15. Gemäß Teil A Ziffer 3.2 der zugrundeliegenden Versicherungsbedingungen ist Voraussetzung für eine Erstattung, dass das versicherte Ereignis den Versicherungsnehmer oder eine Risikoperson betrifft. Nach Teil A Ziffer 5 sind Risikopersonen die Angehörigen des Versicherungsnehmers und die Angehörigen des Lebensgefährten, Betreuungspersonen, die nicht mitreisende minderjährige oder pflegebedürftige Angehörige betreuen und Mitreisende und deren Angehörige und Betreuungspersonen. Unter Teil A Ziffer 4 ist aufgezählt, welche Ereignisse versichert sind.

2.

16. Zwar ist der Klagepartei insoweit Recht zu geben, dass der Kläger ohne seinen Blindenhund in einer den Ereignissen unter Ziffer 4 aufgezählten vergleichbaren Lage ist. Das vorliegende Ereignis ist jedoch unter den abschließend aufgezählten Punkten unter Teil A Ziffer 4 der Versicherungsbedingungen gerade nicht aufgeführt. Bei der Reiserücktrittskostenversicherung besteht nach dem Grundsatz der Einzelgefahrendeckung nur bei den in den Versicherungsbedingungen konkret und abschließend aufgeführten Ereignissen Versicherungsschutz (Führich, Reiserecht, 7. Aufl., § 31 Rdnr. 6).
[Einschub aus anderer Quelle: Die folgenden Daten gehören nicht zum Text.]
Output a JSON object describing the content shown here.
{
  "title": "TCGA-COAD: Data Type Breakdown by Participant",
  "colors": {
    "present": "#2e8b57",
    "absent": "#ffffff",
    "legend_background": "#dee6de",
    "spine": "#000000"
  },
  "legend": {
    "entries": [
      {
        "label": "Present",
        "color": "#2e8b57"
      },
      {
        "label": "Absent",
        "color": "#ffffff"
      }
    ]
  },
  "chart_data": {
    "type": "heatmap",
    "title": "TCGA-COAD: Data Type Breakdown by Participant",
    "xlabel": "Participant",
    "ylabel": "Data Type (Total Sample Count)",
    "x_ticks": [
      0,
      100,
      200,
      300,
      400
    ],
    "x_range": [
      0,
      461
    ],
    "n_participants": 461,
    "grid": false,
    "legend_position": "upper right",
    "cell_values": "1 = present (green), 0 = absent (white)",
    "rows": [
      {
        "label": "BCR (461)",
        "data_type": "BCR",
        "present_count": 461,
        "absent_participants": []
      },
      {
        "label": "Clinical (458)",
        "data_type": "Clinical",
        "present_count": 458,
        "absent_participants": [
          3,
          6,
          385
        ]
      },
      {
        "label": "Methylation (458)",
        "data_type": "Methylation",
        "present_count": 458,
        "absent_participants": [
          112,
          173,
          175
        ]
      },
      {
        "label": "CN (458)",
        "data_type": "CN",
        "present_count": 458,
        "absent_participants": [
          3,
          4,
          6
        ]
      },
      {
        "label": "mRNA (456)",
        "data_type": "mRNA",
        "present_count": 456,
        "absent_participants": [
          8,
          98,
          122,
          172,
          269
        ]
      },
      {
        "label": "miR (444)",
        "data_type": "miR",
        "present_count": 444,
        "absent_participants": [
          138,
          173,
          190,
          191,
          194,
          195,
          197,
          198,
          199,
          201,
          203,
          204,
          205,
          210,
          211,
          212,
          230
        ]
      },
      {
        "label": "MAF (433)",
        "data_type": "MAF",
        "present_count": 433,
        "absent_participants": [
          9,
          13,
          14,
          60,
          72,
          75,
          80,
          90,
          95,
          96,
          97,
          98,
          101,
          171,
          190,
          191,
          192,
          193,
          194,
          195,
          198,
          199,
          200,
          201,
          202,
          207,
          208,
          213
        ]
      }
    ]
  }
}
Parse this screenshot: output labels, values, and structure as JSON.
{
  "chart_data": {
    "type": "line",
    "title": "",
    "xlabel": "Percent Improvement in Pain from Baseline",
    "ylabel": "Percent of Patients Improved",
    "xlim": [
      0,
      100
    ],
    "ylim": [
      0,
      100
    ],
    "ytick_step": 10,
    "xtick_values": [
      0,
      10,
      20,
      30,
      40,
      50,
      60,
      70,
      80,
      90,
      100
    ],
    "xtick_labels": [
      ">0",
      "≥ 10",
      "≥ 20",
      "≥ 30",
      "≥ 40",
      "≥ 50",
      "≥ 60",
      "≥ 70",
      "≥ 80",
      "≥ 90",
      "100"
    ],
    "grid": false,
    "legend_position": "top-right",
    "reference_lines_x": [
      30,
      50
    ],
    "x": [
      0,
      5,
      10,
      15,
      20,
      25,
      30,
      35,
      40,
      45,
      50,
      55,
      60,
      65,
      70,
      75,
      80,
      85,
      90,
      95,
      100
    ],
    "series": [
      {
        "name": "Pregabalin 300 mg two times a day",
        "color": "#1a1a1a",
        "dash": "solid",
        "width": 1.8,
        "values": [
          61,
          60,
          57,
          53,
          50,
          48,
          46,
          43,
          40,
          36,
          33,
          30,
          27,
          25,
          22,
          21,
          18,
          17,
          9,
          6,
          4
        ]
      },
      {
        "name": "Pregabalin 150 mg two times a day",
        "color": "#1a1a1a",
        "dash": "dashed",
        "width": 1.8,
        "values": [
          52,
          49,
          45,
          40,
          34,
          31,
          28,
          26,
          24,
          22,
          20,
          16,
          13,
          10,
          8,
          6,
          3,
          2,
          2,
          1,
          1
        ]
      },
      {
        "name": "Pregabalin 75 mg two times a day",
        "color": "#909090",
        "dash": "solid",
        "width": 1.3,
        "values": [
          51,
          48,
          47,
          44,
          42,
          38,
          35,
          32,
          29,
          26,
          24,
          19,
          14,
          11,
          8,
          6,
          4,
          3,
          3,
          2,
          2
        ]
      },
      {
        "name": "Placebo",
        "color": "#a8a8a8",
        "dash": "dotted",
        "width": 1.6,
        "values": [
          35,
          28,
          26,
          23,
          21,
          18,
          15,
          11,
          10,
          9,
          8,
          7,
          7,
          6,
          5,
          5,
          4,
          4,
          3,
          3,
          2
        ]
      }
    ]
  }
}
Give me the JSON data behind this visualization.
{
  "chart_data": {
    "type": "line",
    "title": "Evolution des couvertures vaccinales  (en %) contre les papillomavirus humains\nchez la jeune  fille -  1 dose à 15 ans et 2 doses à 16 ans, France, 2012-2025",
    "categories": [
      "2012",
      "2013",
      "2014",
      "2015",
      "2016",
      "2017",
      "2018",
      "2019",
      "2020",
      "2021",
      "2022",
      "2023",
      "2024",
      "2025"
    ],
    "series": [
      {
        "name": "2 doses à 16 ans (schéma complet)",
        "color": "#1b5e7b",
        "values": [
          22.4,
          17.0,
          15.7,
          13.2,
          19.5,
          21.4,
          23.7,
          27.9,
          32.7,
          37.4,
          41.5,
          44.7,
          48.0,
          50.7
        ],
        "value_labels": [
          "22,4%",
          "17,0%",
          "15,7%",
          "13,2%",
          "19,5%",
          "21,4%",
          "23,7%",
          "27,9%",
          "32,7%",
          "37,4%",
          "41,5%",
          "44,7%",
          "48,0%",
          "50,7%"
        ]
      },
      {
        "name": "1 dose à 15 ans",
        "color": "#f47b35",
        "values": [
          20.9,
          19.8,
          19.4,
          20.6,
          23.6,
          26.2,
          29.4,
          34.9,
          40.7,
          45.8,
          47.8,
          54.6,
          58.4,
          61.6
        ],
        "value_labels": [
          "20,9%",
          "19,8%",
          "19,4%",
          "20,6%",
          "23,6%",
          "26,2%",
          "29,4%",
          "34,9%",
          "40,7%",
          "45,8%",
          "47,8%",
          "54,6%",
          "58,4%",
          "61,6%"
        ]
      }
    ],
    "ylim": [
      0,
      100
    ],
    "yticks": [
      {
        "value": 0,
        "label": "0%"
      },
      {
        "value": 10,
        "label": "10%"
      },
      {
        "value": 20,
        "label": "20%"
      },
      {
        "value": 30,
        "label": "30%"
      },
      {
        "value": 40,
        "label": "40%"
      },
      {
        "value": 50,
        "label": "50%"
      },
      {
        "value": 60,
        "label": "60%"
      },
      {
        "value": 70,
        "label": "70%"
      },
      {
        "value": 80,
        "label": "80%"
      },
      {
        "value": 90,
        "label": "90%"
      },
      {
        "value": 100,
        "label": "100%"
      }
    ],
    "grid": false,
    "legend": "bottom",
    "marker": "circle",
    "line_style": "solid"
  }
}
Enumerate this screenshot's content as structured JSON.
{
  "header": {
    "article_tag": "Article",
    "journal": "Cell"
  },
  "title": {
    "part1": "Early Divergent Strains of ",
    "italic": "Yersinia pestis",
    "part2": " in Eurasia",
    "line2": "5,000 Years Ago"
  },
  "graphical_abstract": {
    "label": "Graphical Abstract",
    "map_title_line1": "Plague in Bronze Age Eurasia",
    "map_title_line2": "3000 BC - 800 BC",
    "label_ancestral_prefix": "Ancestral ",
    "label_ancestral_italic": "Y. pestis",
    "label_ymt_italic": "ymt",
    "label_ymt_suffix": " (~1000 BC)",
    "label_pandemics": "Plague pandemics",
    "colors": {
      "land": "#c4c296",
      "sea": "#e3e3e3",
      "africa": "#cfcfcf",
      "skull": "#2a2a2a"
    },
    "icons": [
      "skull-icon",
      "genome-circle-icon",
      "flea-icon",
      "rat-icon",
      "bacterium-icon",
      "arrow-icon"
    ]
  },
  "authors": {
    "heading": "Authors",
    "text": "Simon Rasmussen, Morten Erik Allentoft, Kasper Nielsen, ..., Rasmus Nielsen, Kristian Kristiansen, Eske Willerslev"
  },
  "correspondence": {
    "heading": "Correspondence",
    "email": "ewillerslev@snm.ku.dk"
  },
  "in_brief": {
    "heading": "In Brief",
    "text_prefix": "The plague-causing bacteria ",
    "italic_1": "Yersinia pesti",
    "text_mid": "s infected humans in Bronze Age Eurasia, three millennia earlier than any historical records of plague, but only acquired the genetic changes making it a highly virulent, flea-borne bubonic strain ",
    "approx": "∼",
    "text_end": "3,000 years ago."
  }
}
Versicherungsschutz besteht somit nur dann, wenn kausal der Eintritt eines der enumerativ aufgezählten versicherten Ereignisse den Reiserücktrittbedingungen. Allein die Feststellung, dass die Teilnahme an der Reise für die versicherte Person aus anderweitigen Gründen, die nicht im Katalog der versicherten Ereignisse genannt werden, unzumutbar ist, löst die Eintrittspflicht des Versicherers nicht aus.

17. Für eine analoge Anwendung ist ebenfalls kein Raum, da es sich bei den aufgeführten Ereignissen um einen abschließenden Katalog handelt. Die Beklagte hat in ihren Versicherungsbedingungen lediglich bestimmte Sachverhalte als versicherte Ereignisse angeboten. Weitere Sachverhaltskonstellationen, die möglicherweise auf die Lebenssituation der Klagepartei zuträfen, sind gerade nicht Vertragsbestandteil geworden.

18. Bei dem Hund des Klägers handelt es sich auch nicht um eine Risikoperson im Sinne der Ziffer 5 Teil A der Versicherungsbedingungen.

II.

19. Mangels begründeter Hauptforderung besteht auch kein Anspruch auf Ersatz der Nebenforderungen.

III.

20. Die Kostenentscheidung folgt aus § 91 ZPO.

21. Die Entscheidung über die vorläufige Vollstreckbarkeit folgt aus den §§ 708 Nr. 11, 711 ZPO.